Over the course of 75 minutes, theatregoers can attempt to piece together the mystery, which playfully combines elements of fantasy and reality, Selody says.

Cat Killer is loosely based on true events that took place in Ottawa in the 1990s when more than 400 cats - an unusually high number - were reported missing over the course of three months. The media began to speculate as to why the cats went missing, entertaining the possibility that a local gamer massacred them. The show premiered in 2013 in Germany where it continues to play.

"People found it thrilling, suspenseful, very engaging. It's meant to be exciting," Selody says of the German production.

The upcoming North American debut is essentially the same as the original, but uses an English script and has been adapted to flow through the Chesterfield Avenue theatre building.

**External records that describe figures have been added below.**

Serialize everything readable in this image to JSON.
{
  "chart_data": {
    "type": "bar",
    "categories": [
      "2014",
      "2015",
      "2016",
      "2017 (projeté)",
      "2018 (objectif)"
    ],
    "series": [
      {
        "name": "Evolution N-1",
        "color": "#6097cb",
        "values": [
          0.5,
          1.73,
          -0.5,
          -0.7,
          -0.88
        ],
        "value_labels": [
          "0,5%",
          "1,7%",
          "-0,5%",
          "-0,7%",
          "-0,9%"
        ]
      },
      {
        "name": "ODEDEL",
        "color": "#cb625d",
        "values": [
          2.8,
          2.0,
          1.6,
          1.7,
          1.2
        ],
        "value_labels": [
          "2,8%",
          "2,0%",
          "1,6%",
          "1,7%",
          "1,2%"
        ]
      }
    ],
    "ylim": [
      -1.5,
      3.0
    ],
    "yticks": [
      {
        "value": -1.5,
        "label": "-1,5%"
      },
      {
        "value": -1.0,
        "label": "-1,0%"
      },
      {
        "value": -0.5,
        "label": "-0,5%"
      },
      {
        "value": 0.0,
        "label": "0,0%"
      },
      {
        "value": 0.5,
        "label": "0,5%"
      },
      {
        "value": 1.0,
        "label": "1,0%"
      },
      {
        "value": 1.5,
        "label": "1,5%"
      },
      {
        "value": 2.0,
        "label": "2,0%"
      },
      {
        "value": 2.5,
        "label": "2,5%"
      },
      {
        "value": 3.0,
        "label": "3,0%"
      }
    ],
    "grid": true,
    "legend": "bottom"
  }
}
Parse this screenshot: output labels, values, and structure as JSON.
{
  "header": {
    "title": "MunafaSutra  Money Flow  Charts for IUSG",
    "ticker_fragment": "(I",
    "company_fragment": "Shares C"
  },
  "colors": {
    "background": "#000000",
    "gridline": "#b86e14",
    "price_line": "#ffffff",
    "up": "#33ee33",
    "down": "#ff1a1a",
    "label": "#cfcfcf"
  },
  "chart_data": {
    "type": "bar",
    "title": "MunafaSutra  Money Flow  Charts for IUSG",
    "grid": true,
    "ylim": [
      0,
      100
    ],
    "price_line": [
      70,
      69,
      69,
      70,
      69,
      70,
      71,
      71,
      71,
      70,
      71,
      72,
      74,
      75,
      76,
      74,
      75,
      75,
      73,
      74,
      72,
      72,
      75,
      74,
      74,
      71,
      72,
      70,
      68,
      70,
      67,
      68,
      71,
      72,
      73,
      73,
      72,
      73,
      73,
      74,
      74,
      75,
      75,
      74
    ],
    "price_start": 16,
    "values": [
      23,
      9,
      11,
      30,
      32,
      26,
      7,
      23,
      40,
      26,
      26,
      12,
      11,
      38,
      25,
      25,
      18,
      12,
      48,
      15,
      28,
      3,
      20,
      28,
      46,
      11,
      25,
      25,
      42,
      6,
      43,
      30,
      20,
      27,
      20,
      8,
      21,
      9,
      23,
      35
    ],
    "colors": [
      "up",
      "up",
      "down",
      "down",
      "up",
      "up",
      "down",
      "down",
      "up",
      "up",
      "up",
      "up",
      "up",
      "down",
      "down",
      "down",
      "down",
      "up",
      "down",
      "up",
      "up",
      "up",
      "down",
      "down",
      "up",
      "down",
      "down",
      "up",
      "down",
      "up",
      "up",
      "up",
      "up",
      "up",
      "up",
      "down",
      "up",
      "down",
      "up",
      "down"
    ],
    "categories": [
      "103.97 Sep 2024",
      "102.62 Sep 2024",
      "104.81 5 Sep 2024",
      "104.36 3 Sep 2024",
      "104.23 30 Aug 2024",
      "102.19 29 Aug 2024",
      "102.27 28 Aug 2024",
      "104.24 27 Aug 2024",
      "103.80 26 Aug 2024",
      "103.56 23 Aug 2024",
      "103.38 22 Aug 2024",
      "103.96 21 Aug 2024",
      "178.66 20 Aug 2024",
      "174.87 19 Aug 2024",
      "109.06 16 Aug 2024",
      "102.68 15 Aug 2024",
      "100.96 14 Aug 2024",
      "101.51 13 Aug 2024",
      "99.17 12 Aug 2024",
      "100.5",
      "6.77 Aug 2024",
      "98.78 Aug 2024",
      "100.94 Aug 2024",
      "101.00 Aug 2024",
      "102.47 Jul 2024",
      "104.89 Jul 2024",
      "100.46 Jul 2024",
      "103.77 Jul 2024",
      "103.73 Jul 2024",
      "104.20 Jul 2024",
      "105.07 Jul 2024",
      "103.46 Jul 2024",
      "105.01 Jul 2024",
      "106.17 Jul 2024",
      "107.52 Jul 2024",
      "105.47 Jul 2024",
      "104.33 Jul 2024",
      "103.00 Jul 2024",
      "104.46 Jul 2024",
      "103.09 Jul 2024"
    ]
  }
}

"The plan all along was for us to create a Canadian version with Canadian actors," Selody says. The show has staggered start times with groups leaving the start point every five minutes. This necessitates a large cast, so Presentation House Theatre has collaborated with the Capilano University theatre program and its graduating students. "Because of the nature of the piece, it created a really good opportunity for mentoring these emerging professional theatre artists," Selody says.

At face value, Cat Killer is an interactive whodunit crime thriller, but beyond that, the show also explores the effects of technology on humans.

"It looks at what the impact our excessive exposure to screens and our addiction to looking at screens may be having on our brains in terms of empathy," Selody explains. "Are video games really bad for you?" Of course, Cat Killer makes use of the very screens it calls into question, allowing Presentation House Theatre to offer a different kind of live entertainment experience - one that may be more relevant to the younger generation and one that Selody hopes will entice people who don't typically go to the theatre.

"Today people are spending a lot of time on social media, they spend a lot of time finding information through their screens and they make decisions very quickly in terms of where they go and they're looking for experiences," he says.

Cat Killer presents a balance between the live performance regular theatregoers are familiar with, and the interactive, digital entertainment experience that has become so prevalent today.

"What this enables us to do is to use the technology of today that has become ubiquitous that everybody's got and try and use that tool to tell the story, but still make it a storytelling experience that's live theatre," Selody says.

That said, he hopes the production will appeal to multiple generations. "One of the most difficult things to do is to try and find a shared experience with your teenager. . . there's so few things that you both would do, and this is one."